13 janvier 2023

UNE PAIX VIVANTE

 



Une paix qui exige moins de nous de l’attendre que de la faire advenir. 


Si l’année 2022 a été pour nous, Européens, éprouvante, faisant resurgir brutalement dans notre imaginaire l’idée d’un basculement mondial dans la guerre de haute intensité, ce monde n’a en réalité jamais connu de répit. Pourtant, un peu partout, des femmes et des hommes  ont célébré Noël et accueilli cet enfant dont la Bible nous dit qu’il est le « Prince de la paix ». Est-ce bien raisonnable ?Sans doute faudrait-il nous entendre sur ce qu’est cette paix que nous attendons. Un état impassible des relations, immuable, qui descendrait sur la terre pour s’imposer uniformément ? Une telle tranquillité imposée, du moins dans ce monde, tiendrait sans doute plus de l’ordre que de l’harmonie, serait une sorte de « paix morte » comme il y a des natures du même nom… L’expérience montre que l’eau la plus parfaitement immobile n’est bien souvent que de l’eau croupie.

Non, la paix véritablement désirable ne saurait être qu’une paix vivante, celle qui respecte notre liberté humaine et, donc, qui exige moins de nous de l’attendre que de la faire advenir.
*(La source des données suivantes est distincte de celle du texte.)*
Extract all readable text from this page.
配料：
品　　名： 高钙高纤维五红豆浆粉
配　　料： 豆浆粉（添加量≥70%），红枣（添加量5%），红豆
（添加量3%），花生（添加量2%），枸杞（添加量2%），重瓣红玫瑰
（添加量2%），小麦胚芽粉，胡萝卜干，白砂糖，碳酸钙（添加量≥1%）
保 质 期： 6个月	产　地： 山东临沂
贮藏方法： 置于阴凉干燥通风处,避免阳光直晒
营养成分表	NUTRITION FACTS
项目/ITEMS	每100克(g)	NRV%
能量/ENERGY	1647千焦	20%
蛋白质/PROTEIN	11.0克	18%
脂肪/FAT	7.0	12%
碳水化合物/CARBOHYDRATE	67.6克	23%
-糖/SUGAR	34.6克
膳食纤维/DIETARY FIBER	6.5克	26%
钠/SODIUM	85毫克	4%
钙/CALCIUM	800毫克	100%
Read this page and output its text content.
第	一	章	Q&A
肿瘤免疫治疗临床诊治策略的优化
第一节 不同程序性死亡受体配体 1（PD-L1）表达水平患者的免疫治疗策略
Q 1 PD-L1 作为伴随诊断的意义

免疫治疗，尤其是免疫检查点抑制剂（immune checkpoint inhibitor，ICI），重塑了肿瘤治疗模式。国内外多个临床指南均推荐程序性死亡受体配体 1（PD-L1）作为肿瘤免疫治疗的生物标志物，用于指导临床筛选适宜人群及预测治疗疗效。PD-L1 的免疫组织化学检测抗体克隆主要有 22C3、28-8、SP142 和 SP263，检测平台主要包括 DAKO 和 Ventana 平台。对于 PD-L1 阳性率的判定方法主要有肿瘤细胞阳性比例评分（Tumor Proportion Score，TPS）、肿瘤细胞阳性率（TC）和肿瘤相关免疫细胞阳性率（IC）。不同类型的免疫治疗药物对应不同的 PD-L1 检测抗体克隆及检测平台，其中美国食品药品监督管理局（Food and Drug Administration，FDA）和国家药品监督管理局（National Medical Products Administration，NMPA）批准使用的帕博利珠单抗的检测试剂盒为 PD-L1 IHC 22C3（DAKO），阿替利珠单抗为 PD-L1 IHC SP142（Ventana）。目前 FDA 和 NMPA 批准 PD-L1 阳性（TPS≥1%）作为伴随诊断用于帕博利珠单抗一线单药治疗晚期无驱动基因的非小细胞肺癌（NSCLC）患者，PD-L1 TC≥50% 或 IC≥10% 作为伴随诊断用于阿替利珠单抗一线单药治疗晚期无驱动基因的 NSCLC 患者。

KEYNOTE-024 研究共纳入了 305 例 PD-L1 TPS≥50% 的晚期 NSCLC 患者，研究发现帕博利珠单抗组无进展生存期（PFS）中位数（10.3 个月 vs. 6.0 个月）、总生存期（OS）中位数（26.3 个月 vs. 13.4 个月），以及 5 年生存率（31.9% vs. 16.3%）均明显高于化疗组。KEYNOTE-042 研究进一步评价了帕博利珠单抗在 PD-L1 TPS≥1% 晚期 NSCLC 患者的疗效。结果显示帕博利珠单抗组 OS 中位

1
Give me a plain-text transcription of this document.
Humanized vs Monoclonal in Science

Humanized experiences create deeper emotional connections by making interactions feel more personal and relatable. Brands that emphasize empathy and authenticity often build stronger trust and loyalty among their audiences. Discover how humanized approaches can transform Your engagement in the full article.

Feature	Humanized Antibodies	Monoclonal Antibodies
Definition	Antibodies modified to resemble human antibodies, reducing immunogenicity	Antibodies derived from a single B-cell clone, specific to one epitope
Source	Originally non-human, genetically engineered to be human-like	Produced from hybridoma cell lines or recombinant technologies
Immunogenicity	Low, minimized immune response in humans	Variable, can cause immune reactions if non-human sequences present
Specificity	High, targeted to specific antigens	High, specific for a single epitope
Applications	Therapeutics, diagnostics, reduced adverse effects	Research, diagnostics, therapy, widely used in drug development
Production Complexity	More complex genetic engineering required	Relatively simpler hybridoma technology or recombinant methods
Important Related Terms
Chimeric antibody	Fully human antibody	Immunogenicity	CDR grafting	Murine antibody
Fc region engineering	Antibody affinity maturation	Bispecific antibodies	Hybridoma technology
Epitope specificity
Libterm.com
Toujours fragile, dépendante de chaque bonne volonté, perpétuellement remise sur le métier. L’Évangile a pour cela une belle expression, trop sous-estimée à force d’être ânonnée : « artisans de paix ». Pour être béatitude, la concorde sociale comme la quiétude de l’âme réclament nos mains, notre temps, notre savoir-faire, l’effort du geste tellement répété qu’il finit par nous devenir instinctif, naturel. La mauvaise nouvelle, c’est qu’une telle paix n’est jamais gagnée de façon définitive ; la bonne, c’est que nous ne sommes en rien impuissants : elle commence ici et maintenant, dans les plus petites choses de nos relations. Elle n’a rien de naïf, et rien n’est plus exigeant.